The Mexican international and Olympiakos striker was taken at gunpoint early Sunday morning in Tamaulipas. He was then freed on Monday after a police “rescue operation.”

Seen leaving the police station with a bandaged hand, officials have now given information on how Pulido was injured.

[ MORE: PSG defender Aurier arrested ]

The 25-year-old striker cut his hand while punching through a glass pane in an attempt to escape.
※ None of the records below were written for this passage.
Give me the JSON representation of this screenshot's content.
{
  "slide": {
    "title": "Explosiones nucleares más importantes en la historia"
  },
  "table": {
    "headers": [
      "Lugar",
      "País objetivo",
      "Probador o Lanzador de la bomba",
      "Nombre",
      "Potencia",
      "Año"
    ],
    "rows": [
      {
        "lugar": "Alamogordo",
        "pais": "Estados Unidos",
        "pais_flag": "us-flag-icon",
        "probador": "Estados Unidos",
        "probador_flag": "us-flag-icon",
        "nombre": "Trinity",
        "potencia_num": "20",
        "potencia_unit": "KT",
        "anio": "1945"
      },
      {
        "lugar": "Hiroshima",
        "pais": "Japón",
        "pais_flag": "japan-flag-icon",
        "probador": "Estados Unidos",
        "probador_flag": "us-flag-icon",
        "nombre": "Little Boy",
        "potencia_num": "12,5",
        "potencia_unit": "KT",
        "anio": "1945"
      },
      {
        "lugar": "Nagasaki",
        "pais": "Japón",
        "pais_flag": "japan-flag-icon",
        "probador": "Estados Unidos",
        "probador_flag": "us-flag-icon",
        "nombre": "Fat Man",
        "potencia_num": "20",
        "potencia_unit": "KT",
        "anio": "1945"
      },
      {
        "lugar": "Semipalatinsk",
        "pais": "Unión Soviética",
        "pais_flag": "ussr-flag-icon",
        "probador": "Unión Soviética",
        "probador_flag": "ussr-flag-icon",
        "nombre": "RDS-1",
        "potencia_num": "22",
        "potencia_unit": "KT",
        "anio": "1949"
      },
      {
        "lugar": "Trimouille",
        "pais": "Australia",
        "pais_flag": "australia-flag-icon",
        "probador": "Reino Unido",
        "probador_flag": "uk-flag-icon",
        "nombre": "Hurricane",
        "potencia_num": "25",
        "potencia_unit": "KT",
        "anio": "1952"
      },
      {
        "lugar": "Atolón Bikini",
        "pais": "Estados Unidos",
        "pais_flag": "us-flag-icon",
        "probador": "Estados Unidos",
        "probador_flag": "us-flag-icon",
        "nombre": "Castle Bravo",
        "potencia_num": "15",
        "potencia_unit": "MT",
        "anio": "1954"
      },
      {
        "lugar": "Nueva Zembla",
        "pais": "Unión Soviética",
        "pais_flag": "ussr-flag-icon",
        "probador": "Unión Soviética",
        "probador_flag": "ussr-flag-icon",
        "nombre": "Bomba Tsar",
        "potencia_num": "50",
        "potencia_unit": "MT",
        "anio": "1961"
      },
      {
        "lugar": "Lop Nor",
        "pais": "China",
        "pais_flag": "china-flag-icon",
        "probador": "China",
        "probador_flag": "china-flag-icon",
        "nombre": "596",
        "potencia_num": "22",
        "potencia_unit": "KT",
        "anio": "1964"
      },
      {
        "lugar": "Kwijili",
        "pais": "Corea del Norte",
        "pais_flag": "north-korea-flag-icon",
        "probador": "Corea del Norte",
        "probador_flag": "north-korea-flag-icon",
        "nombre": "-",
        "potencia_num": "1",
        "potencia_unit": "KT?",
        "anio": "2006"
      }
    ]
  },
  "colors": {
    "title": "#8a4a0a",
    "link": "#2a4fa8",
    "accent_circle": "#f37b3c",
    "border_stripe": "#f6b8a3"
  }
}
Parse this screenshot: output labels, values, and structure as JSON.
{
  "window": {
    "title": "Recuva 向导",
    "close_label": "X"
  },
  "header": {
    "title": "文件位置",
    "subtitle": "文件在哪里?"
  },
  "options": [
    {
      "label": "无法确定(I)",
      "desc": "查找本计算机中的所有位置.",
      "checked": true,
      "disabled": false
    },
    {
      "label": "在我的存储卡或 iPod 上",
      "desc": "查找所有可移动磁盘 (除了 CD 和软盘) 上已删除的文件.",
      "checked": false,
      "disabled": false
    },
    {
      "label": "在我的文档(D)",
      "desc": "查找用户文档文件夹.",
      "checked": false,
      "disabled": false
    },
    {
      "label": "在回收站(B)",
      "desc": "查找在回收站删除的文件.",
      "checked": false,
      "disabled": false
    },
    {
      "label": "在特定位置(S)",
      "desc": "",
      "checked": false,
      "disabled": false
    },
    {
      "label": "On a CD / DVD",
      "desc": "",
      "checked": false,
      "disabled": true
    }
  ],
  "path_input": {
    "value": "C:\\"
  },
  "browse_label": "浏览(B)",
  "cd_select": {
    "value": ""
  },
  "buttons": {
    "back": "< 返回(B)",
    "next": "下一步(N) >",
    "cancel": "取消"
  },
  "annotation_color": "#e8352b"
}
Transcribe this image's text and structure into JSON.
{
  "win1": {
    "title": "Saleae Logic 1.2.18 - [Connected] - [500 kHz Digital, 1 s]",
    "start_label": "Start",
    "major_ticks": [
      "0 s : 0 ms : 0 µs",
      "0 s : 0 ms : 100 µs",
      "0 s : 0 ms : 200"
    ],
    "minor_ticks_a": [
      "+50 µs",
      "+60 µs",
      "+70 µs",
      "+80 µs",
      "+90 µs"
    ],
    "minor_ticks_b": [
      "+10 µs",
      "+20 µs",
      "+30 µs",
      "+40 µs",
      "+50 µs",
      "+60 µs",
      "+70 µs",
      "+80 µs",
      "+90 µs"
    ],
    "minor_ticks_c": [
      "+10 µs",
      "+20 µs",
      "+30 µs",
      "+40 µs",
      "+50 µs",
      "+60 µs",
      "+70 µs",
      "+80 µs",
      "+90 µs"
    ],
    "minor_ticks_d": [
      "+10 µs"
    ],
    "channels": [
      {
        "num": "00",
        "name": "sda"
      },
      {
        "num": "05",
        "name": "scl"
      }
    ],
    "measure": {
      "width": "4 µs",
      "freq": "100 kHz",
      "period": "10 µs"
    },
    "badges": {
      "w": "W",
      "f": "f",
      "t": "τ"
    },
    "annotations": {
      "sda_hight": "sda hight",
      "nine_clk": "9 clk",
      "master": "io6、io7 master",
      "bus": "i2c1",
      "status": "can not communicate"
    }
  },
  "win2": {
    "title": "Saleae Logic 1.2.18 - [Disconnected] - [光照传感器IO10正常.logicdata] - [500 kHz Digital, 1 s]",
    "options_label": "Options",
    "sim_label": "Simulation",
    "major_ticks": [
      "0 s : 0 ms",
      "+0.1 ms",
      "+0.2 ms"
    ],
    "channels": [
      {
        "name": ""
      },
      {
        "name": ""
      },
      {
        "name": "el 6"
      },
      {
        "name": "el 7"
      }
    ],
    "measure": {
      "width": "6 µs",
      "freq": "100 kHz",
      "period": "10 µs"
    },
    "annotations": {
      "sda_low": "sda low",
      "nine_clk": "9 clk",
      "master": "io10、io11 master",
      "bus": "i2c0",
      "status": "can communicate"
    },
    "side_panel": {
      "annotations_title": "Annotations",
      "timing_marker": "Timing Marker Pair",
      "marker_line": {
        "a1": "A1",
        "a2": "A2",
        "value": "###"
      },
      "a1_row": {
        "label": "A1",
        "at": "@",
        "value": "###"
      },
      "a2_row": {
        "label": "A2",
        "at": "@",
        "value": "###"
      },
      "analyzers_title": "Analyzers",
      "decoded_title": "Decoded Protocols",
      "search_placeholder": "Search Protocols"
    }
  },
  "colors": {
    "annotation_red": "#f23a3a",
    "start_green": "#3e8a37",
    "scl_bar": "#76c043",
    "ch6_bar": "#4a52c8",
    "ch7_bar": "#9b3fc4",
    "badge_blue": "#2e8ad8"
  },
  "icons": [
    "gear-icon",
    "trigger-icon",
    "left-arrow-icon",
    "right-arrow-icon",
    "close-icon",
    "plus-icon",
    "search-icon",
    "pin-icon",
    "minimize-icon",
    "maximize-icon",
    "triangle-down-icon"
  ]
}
Officials also said Pulido fought his kidnapper, doing enough to grab a cell phone and notify police of his whereabouts.

From BBC News:

State prosecutor Ismael Quintanilla said the masked gang had taken Pulido to a house in Ciudad Victoria where he eventually found himself alone with one of his abductors.

“They traded blows. He takes it [the phone] and calls [emergency number] 066. It all happened very quickly,” Mr Quintanilla told Imagen radio.

An official report of the calls Pulido made to the emergency operator, obtained by the Associated Press, revealed that he threatened and beat the kidnapper while on the phone, demanding to be told where they were.

In one of the calls, Pulido said police were outside and starting to shoot so he described what he was wearing to avoid being mistaken for a kidnapper.

A wild situation, but the most important thing is that Pulido is safe while one arrest has been made.